How are some corals adapting and acclimating to climate change?
Today and Thursday, we’re examining climate change and coral reefs. Two scientists recently visited the Academy to discuss this topic from two different angles—Simon Donner is a climate scientist at the University of British Columbia and Steve Palumbi is a biologist at Stanford. Both study how warmer temperatures affect these invertebrates, and today, we’re covering Donner’s studies.
Why the focus on corals? According to Donner’s website, coral reefs are “the most biologically diverse marine ecosystems on the planet. Millions of people in the developing countries depend on coral reefs every day, for shoreline protection, for food, and for income.”
Donner studies the effects of climate change on many different aspects of life—such as land use and water—and he wants to understand how organisms vary in their sensitivity to climate change. In fact, coral reefs are very sensitive. The corals that Donner studies, in the islands of Kiribati (pronounced kiribas) in the equatorial Pacific, are on the front lines of climate change. “Kiribati happens to be right in the heart of the El Niño zone. That means the Kiribati coral reefs there experience more frequent ‘heat waves’ than other reefs in the tropics.”
El Niños bring naturally occurring heat waves, and Donner and his colleagues want to understand how reefs respond to these warming events. “We want to know what a reef that can survive climate change looks like,” he says.
In the ten years that his team has been working in Kiribati, they have seen several mass bleaching events. Coral bleaching occurs when the water becomes so warm, the corals release their algal symbionts. Photosynthetic algae feed corals and give corals their color. In return, the corals provide shelter for the algae. Corals can survive a bleaching event and recover, depending on conditions, and, as Donner and his team are finding, the species of coral.
So far, their findings provide both good and bad news, Donner says. These coral reefs do seem to survive heat stress better than others. But these reefs tend to be dominated by “weedy corals,” as Donner describes them. “Coral reefs are diverse habitats, but if they are dominated by weedy corals, there’s low coral diversity, which could mean low diversity of other life there.”

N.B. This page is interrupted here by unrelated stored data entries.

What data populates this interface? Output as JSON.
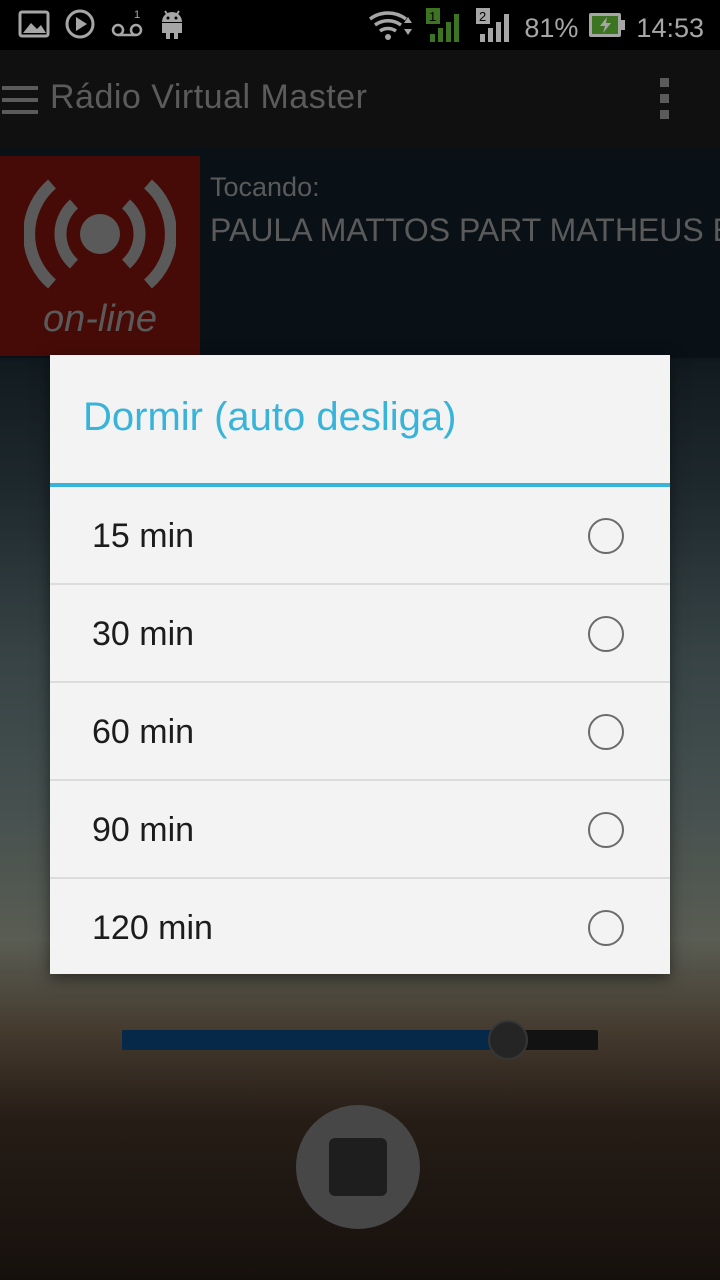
{
  "statusbar": {
    "battery": "81%",
    "time": "14:53",
    "sim1": "1",
    "sim2": "2",
    "icons": [
      "image-icon",
      "play-circle-icon",
      "voicemail-icon",
      "android-icon",
      "wifi-icon",
      "signal-icon",
      "battery-charging-icon"
    ]
  },
  "appbar": {
    "title": "Rádio Virtual Master",
    "menu_icon": "hamburger-menu-icon",
    "overflow_icon": "more-vert-icon"
  },
  "player": {
    "live_label": "on-line",
    "live_icon": "broadcast-icon",
    "tocando_label": "Tocando:",
    "now_playing": "PAULA MATTOS PART MATHEUS E KAUAN",
    "volume_fraction": 0.81,
    "stop_icon": "stop-icon"
  },
  "dialog": {
    "title": "Dormir (auto desliga)",
    "options": [
      {
        "label": "15 min",
        "selected": false
      },
      {
        "label": "30 min",
        "selected": false
      },
      {
        "label": "60 min",
        "selected": false
      },
      {
        "label": "90 min",
        "selected": false
      },
      {
        "label": "120 min",
        "selected": false
      }
    ]
  },
  "colors": {
    "accent": "#38b3d9",
    "live_bg": "#6e120b",
    "slider_fill": "#0a3f72"
  }
}
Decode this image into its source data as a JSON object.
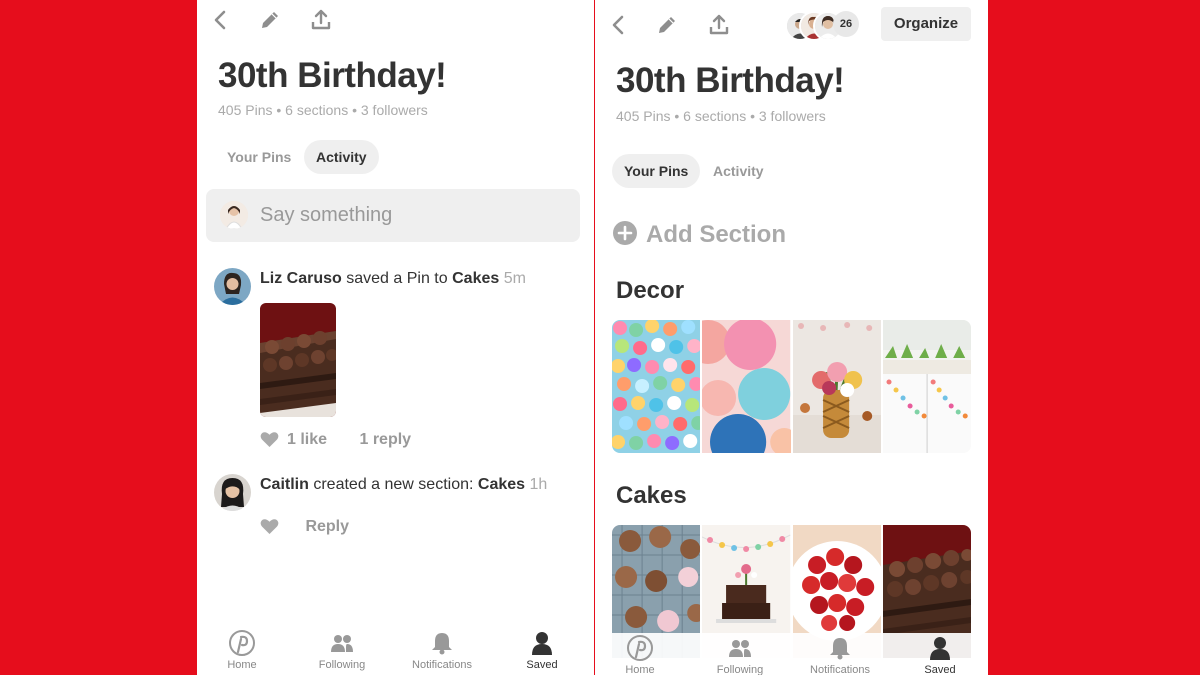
{
  "board": {
    "title": "30th Birthday!",
    "meta": "405 Pins • 6 sections • 3 followers"
  },
  "left_screen": {
    "tabs": [
      "Your Pins",
      "Activity"
    ],
    "active_tab": "Activity",
    "comment_placeholder": "Say something",
    "activities": [
      {
        "user": "Liz Caruso",
        "action": "saved a Pin to",
        "target": "Cakes",
        "time": "5m",
        "likes": "1 like",
        "replies": "1 reply"
      },
      {
        "user": "Caitlin",
        "action": "created a new section:",
        "target": "Cakes",
        "time": "1h",
        "reply_label": "Reply"
      }
    ]
  },
  "right_screen": {
    "tabs": [
      "Your Pins",
      "Activity"
    ],
    "active_tab": "Your Pins",
    "collaborator_count": "26",
    "organize_label": "Organize",
    "add_section_label": "Add Section",
    "sections": [
      "Decor",
      "Cakes"
    ]
  },
  "bottom_nav": [
    "Home",
    "Following",
    "Notifications",
    "Saved"
  ],
  "active_nav": "Saved",
  "icons": {
    "back": "chevron-left-icon",
    "edit": "pencil-icon",
    "share": "share-icon",
    "heart": "heart-icon",
    "home": "pinterest-logo-icon",
    "following": "people-icon",
    "notifications": "bell-icon",
    "saved": "person-icon"
  },
  "colors": {
    "background": "#e60d1c",
    "tab_active_bg": "#efefef",
    "muted_text": "#aaaaaa"
  }
}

Getting a full picture will take some time, he says. “The Kiribati coral research is old-fashioned natural history: the goal is to track how the coral reefs are changing over time in response to the climate and other pressures. It takes patience. The evidence so far confirms the original hypothesis that the ocean’s frequent heat waves make the reefs more resilient to heat stress. This seems to be happening through the dominance of a few weedy species, but we need a few more years of data to say for sure.
“I suspect that the persistence of corals with a weedy life history strategy in a place prone to heat waves is a sign of the future,” he continues. “In Kiribati, the species in question happens to be Porites rus, but elsewhere it may be another species. Though we need more data to really confirm the hypothesis, the possibility raises some questions about marine conservation strategies. Do we focus on the aesthetically appealing locations with little past heat stress experience, or these tough but less diverse reefs?”
While Donner has been studying these reefs for ten years already, he suspects it will take awhile longer to answer this question. “In that time, I also hope to raise enough donations to train and support local people to conduct and lead the surveys themselves.”
In the meantime, Donner is also busy on another very noble, and useful, pursuit. “I’m actually working—slowly, I should add—on a book that takes a broad look at why climate change is such a confusing subject. It leaves behind the politics of today and focuses on root causes.”